The mystery of the Lord's baptism
Manage episode 460328077 series 3562678
On Friday in the week after Epiphany to the Baptism of the Lord, our Church invites us to first read and reflect on a passage from the book of the prophet Isaiah (63:13-25) entitled “A new heaven and a new earth”. Our treasure, which follows, is from a sermon by Saint Maximus of Turin, bishop.
Saint Maximus was a fifth century bishop of Turin, a city in northwest Italy famous for the shroud of Turin being kept in the cathedral there. Saint Maximus was a theological writer “who made a great contribution to the spread and consolidation of Christianity in northern Italy”. Saint Maximus may best be described as a zealous and effective pastor of souls.
In the face of rising spiritual and political threats, Saint Maximus charged his congregation to remain steadfast in trusting the Lord and he succeeded in obtaining their support. Saint Maximus is the author of numerous discourses delivered to the people by the saint, consisting of 118 homilies, 116 sermons, and 6 treatises. Several hundred of these writings are still in existence. He died in 465.
Isaiah, one of the greatest of the prophets, appeared at a critical moment in Israel’s history. The Northern Kingdom collapsed, under the hammerlike blows of Assyria, in 722/721 B.C., and in 701 Jerusalem itself saw the army of Sennacherib drawn up before its walls. In the year that Uzziah, king of Judah, died, Isaiah received his call to the prophetic office in the Temple of Jerusalem. Close attention should be given to chapter six, where this divine summons to be the ambassador of the Most High is circumstantially described.
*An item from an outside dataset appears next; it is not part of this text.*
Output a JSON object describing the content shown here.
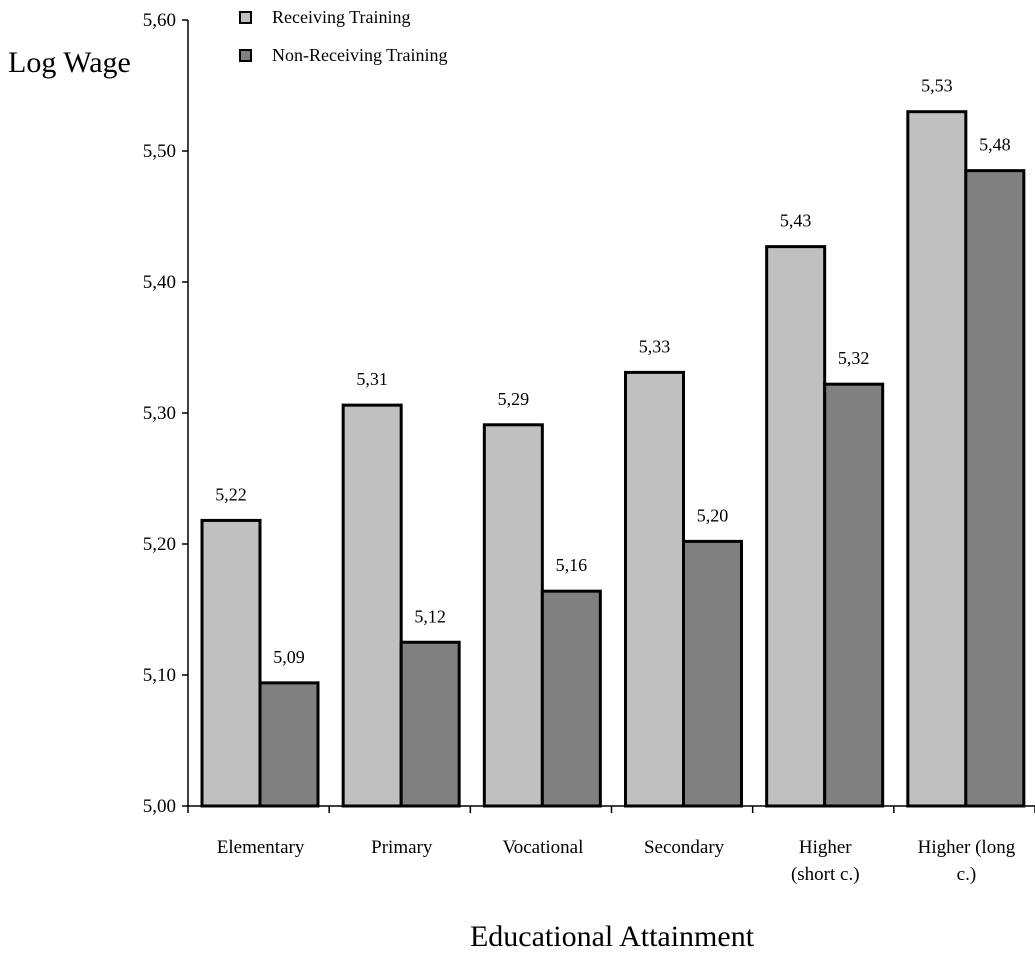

The vision of the Lord enthroned in glory stamps an indelible character on Isaiah’s ministry and provides a key to the understanding of his message. The majesty, holiness and glory of the Lord took possession of his spirit and, at the same time, he gained a new awareness of human pettiness and sinfulness. The enormous abyss between God’s sovereign holiness and human sinfulness overwhelmed the prophet. Only the purifying coal of the seraphim could cleanse his lips and prepare him for acceptance of the call: “Here I am, send me!”
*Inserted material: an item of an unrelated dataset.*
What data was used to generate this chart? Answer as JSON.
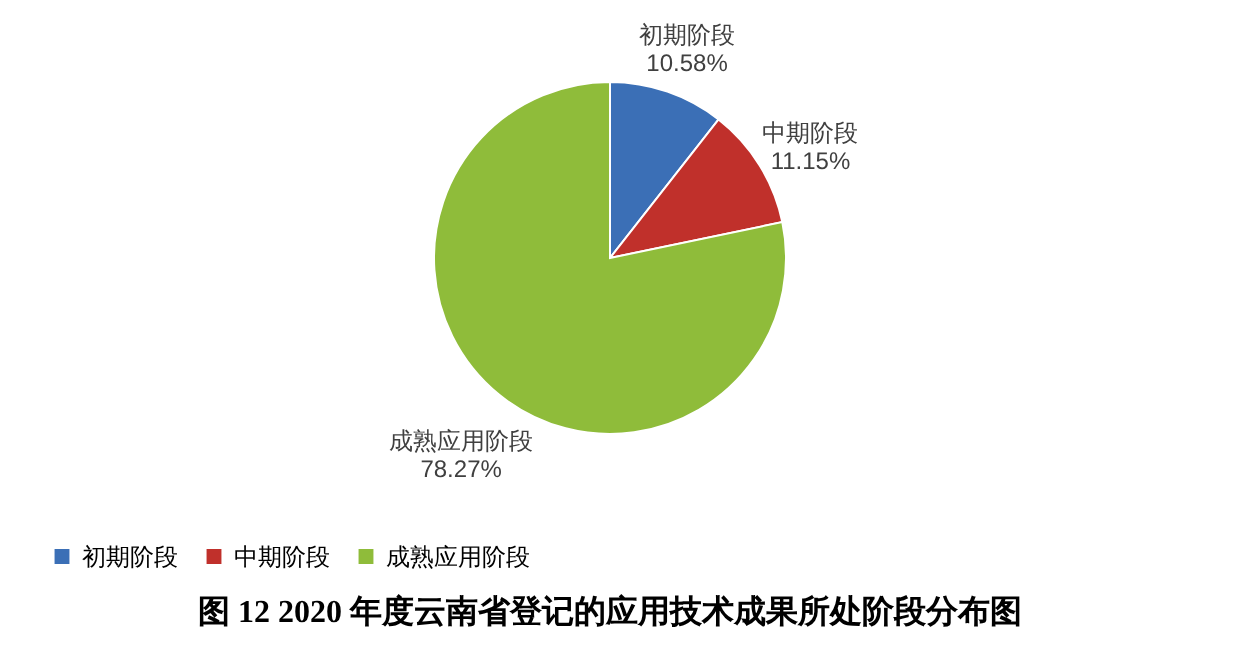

The ministry of Isaiah extended from the death of Uzziah in 742 B.C. to Sennacherib’s siege of Jerusalem in 701 B.C., and it may have continued even longer, until after the death of Hezekiah in 687 B.C. Later legend (the Martyrdom and Ascension of Isaiah) claims that Hezekiah’s son, Manasseh, executed Isaiah by having him sawed in two. During this long ministry, the prophet returned again and again to the same themes, and there are indications that he may have sometimes re-edited his older prophecies to fit new occasions.